What MS Means to Me
One thing I’ve learned from my journey is that each person with MS has their own, unique story. For me, it took 13 years of debilitating symptoms, countless doctors’ appointments, traveling over 1,100 miles to a world-renowned diagnostic center, then finding a local neurologist who finally ordered a lumbar puncture to get my diagnosis. It then took another three years for other neurologists to agree with my MS diagnosis. It has been a dark, traumatic road leading to this point, and I am determined to spread MS awareness.
Here is what MS means to me:
- MS means being unable to get up and go. It means legs that feel shaky and unable to support my slim frame. MS means shaky hands that drop things and struggle to maneuver tiny objects. It means “taking a walk” may lead me to the end of my driveway and back. MS means my vision is often shaky, making objects appear to be vibrating. It means restless sleep and fatigue that no words can fully describe. MS means missing out on some of my children’s extracurricular activities and school events. It means that master’s degree I worked so hard to earn – during a time when my symptoms had just begun – will sit there waiting for me; for a time when I feel strong enough to return to it. MS means difficulty driving far because my foot struggles to hold the pedal. It means being at risk for severe infections because my treatment kills an entire class of B cells. MS means accepting that there are many things I cannot do anymore. It means that my physical abilities in the future are unknown.

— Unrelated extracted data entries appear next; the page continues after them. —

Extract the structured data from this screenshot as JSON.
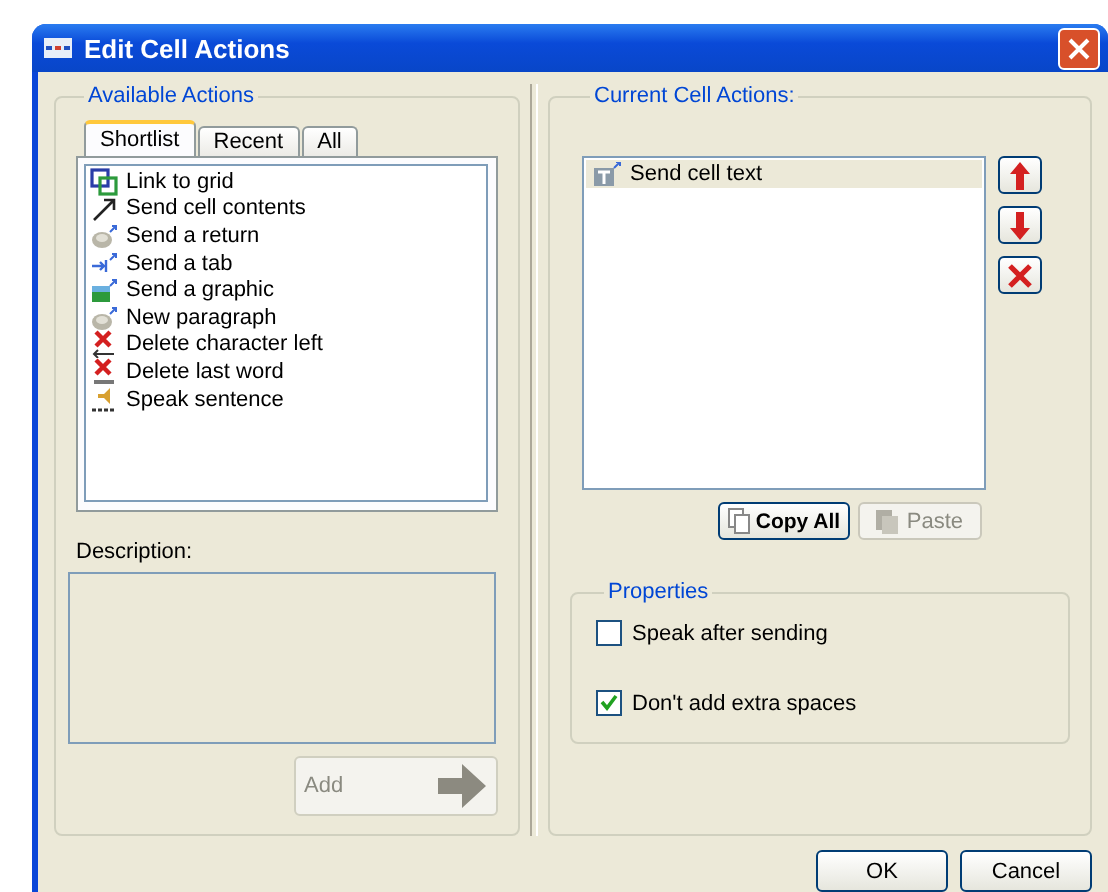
{
  "window": {
    "title": "Edit Cell Actions"
  },
  "available_actions": {
    "title": "Available Actions",
    "tabs": [
      {
        "label": "Shortlist",
        "selected": true
      },
      {
        "label": "Recent",
        "selected": false
      },
      {
        "label": "All",
        "selected": false
      }
    ],
    "items": [
      {
        "label": "Link to grid"
      },
      {
        "label": "Send cell contents"
      },
      {
        "label": "Send a return"
      },
      {
        "label": "Send a tab"
      },
      {
        "label": "Send a graphic"
      },
      {
        "label": "New paragraph"
      },
      {
        "label": "Delete character left"
      },
      {
        "label": "Delete last word"
      },
      {
        "label": "Speak sentence"
      }
    ],
    "description_label": "Description:",
    "add_button": {
      "label": "Add",
      "disabled": true
    }
  },
  "current_cell_actions": {
    "title": "Current Cell Actions:",
    "items": [
      {
        "label": "Send cell text",
        "selected": true
      }
    ],
    "copy_all_button": {
      "label": "Copy All",
      "disabled": false
    },
    "paste_button": {
      "label": "Paste",
      "disabled": true
    }
  },
  "properties": {
    "title": "Properties",
    "options": [
      {
        "label": "Speak after sending",
        "checked": false
      },
      {
        "label": "Don't add extra spaces",
        "checked": true
      }
    ]
  },
  "buttons": [
    {
      "label": "OK"
    },
    {
      "label": "Cancel"
    }
  ]
}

- It’s true that MS has changed my life and brought days where I can’t imagine pushing on for even another moment. But it has also changed my life in ways that bring happiness and gratitude. MS means finding happiness in the mundane wonders that were once taken for granted. It means friendships will fade, revealing the ones that are worth your time and energy. MS means teaching my children compassion and acceptance through firsthand experience. It means having something worth fighting for. MS means having hope and excitement for every clinical study that may further disease understanding and treatment outcomes. My life path may not provide an easy road ahead, but I’ve come this far, and I don’t plan on giving up now.
And please remember, MS is a personal experience; it is not a cookie cutter disease. If you know someone with MS, ask them what this disease means for them.